The Company recognized $172 thousand of acquisition related costs that were expensed in the current period. These costs are included in the consolidated income statement in Selling, General and Administrative costs. The Company also incurred and recognized an immaterial amount in costs associated with issuing the shares as additional consideration in the acquisitions. Those costs were deducted from the recognized proceeds of issuance within stockholders’ equity.

Previous acquisition

On January 1, 2018, the Company completed the acquisition of Application Specialties, Inc. ("ASI"), a distributor of cutting tools, abrasives, coolants and machine shop supplies. The Company paid approximately $11.7 million in cash and stock. The purchase price also included approximately $4.6 million in contingent consideration. The purchase was financed with $10.8 million of cash on hand as well as issuing $0.9 million of the Company's common stock. ASI provides the Company's metal working division with new geographic territory and enhances DXP's end market mix.
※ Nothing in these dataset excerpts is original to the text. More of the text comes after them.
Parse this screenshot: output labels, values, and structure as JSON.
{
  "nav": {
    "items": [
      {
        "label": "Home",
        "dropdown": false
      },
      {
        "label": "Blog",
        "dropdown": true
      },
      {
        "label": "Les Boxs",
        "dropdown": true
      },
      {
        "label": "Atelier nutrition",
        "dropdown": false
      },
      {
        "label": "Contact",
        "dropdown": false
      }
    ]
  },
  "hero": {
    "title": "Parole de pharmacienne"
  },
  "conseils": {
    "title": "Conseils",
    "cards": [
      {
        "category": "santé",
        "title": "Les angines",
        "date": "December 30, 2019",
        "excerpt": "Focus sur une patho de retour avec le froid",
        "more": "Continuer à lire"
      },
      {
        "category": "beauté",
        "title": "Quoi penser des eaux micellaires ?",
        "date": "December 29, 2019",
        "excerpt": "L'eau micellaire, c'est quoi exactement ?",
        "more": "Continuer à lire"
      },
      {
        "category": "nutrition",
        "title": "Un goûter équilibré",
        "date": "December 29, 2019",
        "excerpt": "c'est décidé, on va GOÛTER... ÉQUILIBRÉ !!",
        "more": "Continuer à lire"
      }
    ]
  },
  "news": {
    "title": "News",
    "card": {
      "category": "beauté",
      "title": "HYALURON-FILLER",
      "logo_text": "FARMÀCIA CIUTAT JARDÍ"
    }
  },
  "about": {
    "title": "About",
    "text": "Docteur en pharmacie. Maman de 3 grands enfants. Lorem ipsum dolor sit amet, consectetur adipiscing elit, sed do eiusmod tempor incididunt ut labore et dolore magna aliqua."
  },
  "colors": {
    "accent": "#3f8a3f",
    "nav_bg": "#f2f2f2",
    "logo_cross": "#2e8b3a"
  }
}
As part of our purchase agreement, we were obligated to pay up to an additional $4.6 million of contingent consideration over three years based on the achievement of certain earnings benchmarks established for calendar years 2018, 2019 and 2020. The purchase price included the estimated fair value of the contingent consideration recorded at the present value of approximately $4.0 million. The estimated fair value of the contingent consideration was determined using a probability-weighted discounted cash flow model. We determined the fair value of the contingent consideration obligations by calculating the probability-weighted payments based on our assessment of the likelihood that the benchmarks will be achieved. The probability-weighted payments were then discounted using a discount rate based on an internal rate of return analysis using the probability-weighted cash flows. The fair value measurement includes earnings forecasts which are a Level 3 measurement as discussed in Note 6 - Fair Value of Financial Assets and Liabilities. The fair value of the contingent consideration is reviewed quarterly over the earn-out period to compare actual earnings before interest, taxes, depreciation and amortization ("EBITDA") achieved to the estimated EBITDA used in our forecasts.
 
As of December 31, 2020, $1.1 million of the actual cash due toward the contingent consideration earned is recorded in current liabilities. The estimated fair value of the contingent consideration is recorded at the present value of $1.1 million at December 31, 2020. Changes in the estimated fair value of the contingent earn-out consideration, up to the total contractual amount, are reflected in our results of operations in the periods in which they are identified. Changes in the fair value of the contingent consideration may materially impact and cause volatility in our future operating results. Changes in our estimates for the contingent consideration are discussed in Note 6 - Fair Value of Financial Assets and Liabilities to our consolidated financial statements.